The one by whom all things were made, who knit you together in your mother's womb, makes all things new, and will raise you on the last day. The one whose voice called the widow's son to rise, has called you to arise already. In the call to faith, proclaimed in the Gospel, your sinful flesh dies, and you live. In the washing of rebirth, your Old Adam is drowned, and your New Creation bursts forth. In the gifts of his table, he brings forgiveness, life, and salvation. His word of promise assures it. And as he would say to the widow, “don't cry”, he would speak words of comfort to you. Your sins are forgiven. Your future is secure. He who lives and believes in me, even though he die, yet shall he live.

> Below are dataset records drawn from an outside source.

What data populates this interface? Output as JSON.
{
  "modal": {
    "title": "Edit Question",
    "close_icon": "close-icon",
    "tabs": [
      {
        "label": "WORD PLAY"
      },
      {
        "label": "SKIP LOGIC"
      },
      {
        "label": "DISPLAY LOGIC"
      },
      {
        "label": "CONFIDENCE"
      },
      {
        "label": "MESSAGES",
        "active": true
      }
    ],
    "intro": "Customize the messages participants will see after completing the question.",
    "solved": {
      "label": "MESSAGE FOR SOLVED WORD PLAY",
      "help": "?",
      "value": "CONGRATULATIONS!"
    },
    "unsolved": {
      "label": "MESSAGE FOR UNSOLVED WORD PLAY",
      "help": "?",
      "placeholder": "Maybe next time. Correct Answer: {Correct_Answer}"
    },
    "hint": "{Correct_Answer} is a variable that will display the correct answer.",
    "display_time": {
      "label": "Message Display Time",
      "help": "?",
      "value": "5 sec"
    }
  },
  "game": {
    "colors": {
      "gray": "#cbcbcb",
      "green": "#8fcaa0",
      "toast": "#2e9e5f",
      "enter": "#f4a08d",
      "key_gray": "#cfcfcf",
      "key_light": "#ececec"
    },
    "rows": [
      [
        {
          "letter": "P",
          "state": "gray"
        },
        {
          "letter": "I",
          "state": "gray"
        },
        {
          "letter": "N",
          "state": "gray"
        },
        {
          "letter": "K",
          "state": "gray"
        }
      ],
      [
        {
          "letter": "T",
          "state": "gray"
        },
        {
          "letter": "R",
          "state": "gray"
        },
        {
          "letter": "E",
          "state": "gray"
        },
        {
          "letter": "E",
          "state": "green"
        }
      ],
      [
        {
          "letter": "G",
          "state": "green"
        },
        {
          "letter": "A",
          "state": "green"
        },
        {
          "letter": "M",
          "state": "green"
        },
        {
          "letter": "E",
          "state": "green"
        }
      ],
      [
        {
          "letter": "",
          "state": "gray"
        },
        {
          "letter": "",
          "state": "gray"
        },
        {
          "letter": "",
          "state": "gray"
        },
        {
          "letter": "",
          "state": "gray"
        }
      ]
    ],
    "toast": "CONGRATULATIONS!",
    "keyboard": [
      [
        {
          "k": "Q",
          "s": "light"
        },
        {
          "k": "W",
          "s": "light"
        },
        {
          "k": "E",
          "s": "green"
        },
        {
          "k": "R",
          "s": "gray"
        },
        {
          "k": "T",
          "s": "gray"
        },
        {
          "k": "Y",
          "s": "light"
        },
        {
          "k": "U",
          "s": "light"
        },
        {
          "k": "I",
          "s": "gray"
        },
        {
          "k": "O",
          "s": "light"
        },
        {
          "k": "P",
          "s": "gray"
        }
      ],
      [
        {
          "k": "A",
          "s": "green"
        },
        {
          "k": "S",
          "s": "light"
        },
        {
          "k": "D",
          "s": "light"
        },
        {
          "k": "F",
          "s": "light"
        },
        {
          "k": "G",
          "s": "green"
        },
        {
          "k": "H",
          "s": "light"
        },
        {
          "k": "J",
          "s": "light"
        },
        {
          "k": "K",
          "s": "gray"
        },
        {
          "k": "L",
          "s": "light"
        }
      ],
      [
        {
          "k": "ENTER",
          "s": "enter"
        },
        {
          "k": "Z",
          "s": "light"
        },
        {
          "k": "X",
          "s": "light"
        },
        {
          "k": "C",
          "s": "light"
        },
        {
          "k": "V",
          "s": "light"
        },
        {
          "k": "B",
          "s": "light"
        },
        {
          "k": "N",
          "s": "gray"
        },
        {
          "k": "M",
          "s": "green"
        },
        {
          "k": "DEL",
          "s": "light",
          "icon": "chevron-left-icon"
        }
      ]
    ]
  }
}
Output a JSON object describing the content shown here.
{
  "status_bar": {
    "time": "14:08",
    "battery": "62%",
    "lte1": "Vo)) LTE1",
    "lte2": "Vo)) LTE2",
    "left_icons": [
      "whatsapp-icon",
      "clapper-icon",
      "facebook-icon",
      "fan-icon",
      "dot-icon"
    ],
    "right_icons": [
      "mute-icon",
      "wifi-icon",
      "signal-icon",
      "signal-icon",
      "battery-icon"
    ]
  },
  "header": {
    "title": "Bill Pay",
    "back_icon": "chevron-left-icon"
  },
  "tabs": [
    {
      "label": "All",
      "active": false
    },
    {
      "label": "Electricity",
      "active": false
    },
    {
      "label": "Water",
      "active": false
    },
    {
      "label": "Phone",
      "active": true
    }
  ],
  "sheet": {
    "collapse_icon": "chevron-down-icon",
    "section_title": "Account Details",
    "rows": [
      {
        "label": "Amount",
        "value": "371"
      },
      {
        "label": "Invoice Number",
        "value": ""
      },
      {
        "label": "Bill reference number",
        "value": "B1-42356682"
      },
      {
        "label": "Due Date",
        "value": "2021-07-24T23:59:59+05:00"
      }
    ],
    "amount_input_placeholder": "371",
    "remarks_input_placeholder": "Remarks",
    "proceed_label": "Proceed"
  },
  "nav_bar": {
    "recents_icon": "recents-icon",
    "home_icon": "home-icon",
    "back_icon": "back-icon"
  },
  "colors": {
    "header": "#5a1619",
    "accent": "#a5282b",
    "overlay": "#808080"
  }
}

We long for that day, when from this vale of tears we depart. We pray for his coming, for the fulfillment of all his promises. We press on toward the eternal hope that is so clear in his word. Christ has died. Christ is risen. Christ will come again. And as we stand in our flesh and see him, with resurrected and glorified eyes, no more harm or pain or suffering or sin or death can assail. And God will wipe every tear from our eyes.

Yes, Jesus himself wept at the grave of his friend, Lazarus. And so he shows us that death is not to be laughed at. It is no friend, but a sad wage of sin. Yet for those who trust in Christ, the resurrection and the life, we see in death the gate to eternal life. And so Paul says we grieve, but not like other men who have no hope. We cry, but ultimately we rejoice. We suffer, but we know comfort. We face our old enemy with a peace that passes understanding.

For the Lord of Life crashes in to our grief. He speaks words of comfort, even to widows, even to dead men, even to you. Believe it, for Jesus' sake. Amen.